Heute sind KI-betriebene Dienste bereits Teil des Mainstreams. Dies bedeutet, dass immer mehr Menschen sie aktiv einsetzen und sie in ihr tägliches Leben integrieren. Genau wie beim Surfen im Internet sind bei der Verwendung von AI, die viele Menschen übersehen, bestimmte Vorsichtsmaßnahmen zu treffen. Das Endergebnis wird darin bestehen, Ihre eigene Datensicherheit zu gefährden. In einer neuen Entwicklung hat ein Cybersicherheitsunternehmen einen Fehler in ChatGPT gefunden, der es Hackern ermöglicht, private Informationen von einem Google Mail -Konto eines Benutzers zu stehlen.
ChatGPT -Verwundbarkeit wurde gefunden, die Google Mail -Daten entlarvt haben könnten
Zu Beginn ist Radware das Team, das die Verwundbarkeit entdeckt hat. Openai hat bereits einen Patch dafür gesendet. Die Ergebnisse unterstreichen jedoch eine neue und komplexe Bedrohungslandschaft.
Das Cybersecurity -Team fand das Problem in der „Deep Research“ -Funktion von Chatgpt. Wenn Sie nicht bekannt sind, kann diese Funktion große Mengen an Informationen von verbundenen Apps wie Google Mail und Google Drive analysieren. Laut Radware hätte ein Hacker eine spezielle E -Mail mit geheimen Anweisungen erstellen können. Wenn ein Benutzer ChatGPT bat, eine tiefe Forschungsabfrage in seinem Google Mail-Posteingang durchzuführen, könnte der Chatbot in eine von Hacker kontrollierte Website scannen und vertrauliche Daten ausgelöst werden. Diese Daten können von Namen bis zu Adressen reichen.

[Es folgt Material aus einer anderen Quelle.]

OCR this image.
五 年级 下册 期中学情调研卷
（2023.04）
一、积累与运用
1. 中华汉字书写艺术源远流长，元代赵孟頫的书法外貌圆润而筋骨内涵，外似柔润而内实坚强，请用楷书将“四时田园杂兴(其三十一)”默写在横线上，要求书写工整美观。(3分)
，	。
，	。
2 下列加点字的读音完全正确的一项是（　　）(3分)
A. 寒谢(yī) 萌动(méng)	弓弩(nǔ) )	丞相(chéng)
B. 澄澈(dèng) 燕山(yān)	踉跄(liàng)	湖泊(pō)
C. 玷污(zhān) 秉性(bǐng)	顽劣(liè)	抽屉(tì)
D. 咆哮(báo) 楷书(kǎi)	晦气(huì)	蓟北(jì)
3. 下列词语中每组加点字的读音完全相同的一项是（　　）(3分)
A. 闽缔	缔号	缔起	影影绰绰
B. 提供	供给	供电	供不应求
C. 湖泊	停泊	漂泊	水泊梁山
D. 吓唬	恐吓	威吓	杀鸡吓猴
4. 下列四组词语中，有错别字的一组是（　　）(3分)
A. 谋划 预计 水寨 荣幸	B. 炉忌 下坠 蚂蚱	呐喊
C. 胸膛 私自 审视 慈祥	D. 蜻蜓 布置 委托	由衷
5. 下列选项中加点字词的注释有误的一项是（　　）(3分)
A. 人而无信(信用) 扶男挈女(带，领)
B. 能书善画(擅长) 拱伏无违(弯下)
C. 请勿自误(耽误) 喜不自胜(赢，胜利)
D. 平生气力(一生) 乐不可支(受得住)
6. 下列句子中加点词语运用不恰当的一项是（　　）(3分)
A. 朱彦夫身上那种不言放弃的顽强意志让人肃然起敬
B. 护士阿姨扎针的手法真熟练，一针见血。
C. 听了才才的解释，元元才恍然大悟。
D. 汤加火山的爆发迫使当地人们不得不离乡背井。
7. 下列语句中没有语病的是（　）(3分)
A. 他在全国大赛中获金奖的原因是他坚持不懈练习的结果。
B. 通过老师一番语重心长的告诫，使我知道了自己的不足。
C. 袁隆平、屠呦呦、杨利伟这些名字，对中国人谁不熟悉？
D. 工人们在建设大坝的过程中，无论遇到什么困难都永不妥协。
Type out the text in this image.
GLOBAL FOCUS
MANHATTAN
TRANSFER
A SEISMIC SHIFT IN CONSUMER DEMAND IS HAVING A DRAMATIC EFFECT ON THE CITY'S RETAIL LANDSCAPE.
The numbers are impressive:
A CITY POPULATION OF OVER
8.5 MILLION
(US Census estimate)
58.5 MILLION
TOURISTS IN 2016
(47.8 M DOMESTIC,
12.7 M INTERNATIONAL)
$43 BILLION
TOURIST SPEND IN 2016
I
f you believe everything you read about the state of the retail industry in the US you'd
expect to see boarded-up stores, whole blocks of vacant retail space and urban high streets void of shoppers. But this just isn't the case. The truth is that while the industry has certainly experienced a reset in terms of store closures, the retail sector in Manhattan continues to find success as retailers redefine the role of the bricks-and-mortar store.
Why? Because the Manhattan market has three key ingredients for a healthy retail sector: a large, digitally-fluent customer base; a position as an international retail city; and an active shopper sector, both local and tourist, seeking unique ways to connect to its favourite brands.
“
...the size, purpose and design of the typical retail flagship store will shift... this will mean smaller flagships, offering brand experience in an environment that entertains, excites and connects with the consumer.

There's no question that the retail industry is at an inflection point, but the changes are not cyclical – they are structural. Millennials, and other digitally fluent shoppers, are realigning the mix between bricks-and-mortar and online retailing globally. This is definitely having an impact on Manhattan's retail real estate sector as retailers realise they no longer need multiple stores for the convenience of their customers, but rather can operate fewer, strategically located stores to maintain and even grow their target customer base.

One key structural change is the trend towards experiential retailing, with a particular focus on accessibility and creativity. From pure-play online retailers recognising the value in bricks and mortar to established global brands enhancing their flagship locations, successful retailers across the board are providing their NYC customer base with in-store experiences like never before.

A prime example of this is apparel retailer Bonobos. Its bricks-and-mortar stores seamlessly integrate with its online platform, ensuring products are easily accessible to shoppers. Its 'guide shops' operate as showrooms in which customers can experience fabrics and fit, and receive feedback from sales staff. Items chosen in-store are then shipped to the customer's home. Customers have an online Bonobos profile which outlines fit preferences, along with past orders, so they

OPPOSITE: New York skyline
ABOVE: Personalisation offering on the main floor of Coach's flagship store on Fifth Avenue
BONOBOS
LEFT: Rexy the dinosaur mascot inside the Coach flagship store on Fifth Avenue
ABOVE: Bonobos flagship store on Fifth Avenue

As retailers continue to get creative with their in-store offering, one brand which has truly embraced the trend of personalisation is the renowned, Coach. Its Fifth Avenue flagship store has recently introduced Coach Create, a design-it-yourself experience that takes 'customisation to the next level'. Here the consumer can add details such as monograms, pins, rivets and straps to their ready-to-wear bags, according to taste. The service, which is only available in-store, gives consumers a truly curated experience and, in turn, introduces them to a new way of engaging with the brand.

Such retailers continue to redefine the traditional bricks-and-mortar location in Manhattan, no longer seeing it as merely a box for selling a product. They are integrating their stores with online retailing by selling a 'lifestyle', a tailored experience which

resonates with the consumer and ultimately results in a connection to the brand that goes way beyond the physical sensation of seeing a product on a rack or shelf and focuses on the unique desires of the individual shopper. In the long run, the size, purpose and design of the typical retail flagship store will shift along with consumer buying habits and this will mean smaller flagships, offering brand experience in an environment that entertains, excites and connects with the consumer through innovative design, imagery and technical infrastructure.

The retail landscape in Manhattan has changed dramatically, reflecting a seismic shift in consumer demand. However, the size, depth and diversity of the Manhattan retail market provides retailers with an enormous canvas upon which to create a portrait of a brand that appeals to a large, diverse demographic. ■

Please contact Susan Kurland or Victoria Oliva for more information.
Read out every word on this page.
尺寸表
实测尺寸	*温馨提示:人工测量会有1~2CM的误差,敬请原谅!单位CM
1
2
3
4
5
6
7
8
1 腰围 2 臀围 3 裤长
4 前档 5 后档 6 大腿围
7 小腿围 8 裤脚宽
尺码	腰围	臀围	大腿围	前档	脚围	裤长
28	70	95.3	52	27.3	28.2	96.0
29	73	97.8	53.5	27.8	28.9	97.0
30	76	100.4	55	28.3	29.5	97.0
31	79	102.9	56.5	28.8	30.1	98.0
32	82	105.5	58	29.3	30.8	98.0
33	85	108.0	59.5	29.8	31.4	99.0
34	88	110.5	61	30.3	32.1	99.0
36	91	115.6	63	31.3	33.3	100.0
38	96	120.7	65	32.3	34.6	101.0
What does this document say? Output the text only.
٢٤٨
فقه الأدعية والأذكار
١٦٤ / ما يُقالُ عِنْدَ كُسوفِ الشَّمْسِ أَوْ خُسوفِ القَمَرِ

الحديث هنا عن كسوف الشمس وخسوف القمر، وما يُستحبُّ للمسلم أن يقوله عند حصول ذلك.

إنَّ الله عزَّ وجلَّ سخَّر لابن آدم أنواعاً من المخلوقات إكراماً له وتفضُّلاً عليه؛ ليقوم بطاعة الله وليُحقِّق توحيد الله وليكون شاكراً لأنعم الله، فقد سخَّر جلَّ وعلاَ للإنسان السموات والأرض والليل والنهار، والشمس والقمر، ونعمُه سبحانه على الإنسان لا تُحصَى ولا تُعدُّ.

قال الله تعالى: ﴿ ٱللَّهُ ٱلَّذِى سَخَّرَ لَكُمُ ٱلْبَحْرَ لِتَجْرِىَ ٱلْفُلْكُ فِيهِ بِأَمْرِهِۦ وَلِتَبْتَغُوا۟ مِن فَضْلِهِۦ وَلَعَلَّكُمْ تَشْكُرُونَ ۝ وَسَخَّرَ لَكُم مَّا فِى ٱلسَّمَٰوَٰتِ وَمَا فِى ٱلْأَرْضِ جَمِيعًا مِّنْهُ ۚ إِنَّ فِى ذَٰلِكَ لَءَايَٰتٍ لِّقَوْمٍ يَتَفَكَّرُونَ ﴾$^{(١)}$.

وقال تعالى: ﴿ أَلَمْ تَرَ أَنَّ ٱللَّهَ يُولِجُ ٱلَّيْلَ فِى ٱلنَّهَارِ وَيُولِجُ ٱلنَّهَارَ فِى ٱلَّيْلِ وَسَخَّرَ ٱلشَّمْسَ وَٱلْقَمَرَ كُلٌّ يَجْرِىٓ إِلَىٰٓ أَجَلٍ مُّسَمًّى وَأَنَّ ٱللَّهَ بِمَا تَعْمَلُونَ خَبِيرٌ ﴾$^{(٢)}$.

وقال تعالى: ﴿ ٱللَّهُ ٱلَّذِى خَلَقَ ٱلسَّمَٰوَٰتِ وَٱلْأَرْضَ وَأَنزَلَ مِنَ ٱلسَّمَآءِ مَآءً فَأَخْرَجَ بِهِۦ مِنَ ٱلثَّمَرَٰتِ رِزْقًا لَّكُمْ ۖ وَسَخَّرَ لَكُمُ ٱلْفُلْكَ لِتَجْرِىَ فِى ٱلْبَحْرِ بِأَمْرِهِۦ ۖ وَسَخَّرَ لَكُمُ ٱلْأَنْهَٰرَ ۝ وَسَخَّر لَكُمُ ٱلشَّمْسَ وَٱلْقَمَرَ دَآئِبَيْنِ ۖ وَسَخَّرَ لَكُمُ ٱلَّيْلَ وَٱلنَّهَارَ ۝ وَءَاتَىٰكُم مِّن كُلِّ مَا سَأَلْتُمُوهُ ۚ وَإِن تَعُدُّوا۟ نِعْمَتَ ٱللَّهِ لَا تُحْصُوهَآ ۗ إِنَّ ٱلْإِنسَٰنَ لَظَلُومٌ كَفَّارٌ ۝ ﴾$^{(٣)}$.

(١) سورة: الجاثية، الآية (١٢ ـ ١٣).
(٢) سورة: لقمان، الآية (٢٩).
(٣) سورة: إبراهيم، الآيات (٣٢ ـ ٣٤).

Was diese Verwundbarkeit besonders bemerkenswert macht, ist, dass es ein Beispiel dafür ist, dass ein KI -Agent manipuliert wird, um Daten zu stehlen (wie von Bloomberg berichtet. Normalerweise verwenden schlechte Akteure KI als Tool, um einen direkten Angriff zu starten. Der Prozess war schwierig auszuführen. Es erforderte ein sehr spezifisches Szenario. Der Benutzer müsste eine Abfrage im Zusammenhang mit einem Thema bitten (wie HR).
Die Bedrohung war auch für traditionelle Sicherheitsinstrumente schwierig zu erkennen. Radware stellte fest, dass Standardsicherheitsmaßnahmen das Senden von Daten nicht sehen oder stoppen konnten oder stoppen konnten. Dies liegt daran, dass die Daten -Exfiltration aus der OpenAI -eigenen Infrastruktur stammt und nicht aus dem Gerät oder Browser des Benutzers.
Sicherheitslücke schnell gepatcht, spiegelt jedoch eine neue Bedrohungskategorie wider
Openai wurde über den Fehler informiert und im August gepatcht, bevor er ihn im September anerkannte. Ein Sprecher des Unternehmens gab an, dass die Sicherheit seiner Modelle oberste Priorität habe. Sie sagten auch, dass sie Forschung aus der Gemeinschaft begrüßen, die ihnen hilft, ihre Technologie zu verbessern.
Glücklicherweise ist diese Sicherheitsanfälligkeit nicht mehr ausgenutzt. Die Entdeckung weist jedoch auf eine neue Kategorie von Sicherheitsrisiken hin. Wenn KI -Agenten stärker und in unser tägliches Leben integriert werden, wird sichergestellt, dass sie kein Vektor für den Datendiebstahl sind, der für Entwickler und Cybersicherheitsprofis gleichermaßen eine entscheidende Herausforderung darstellt.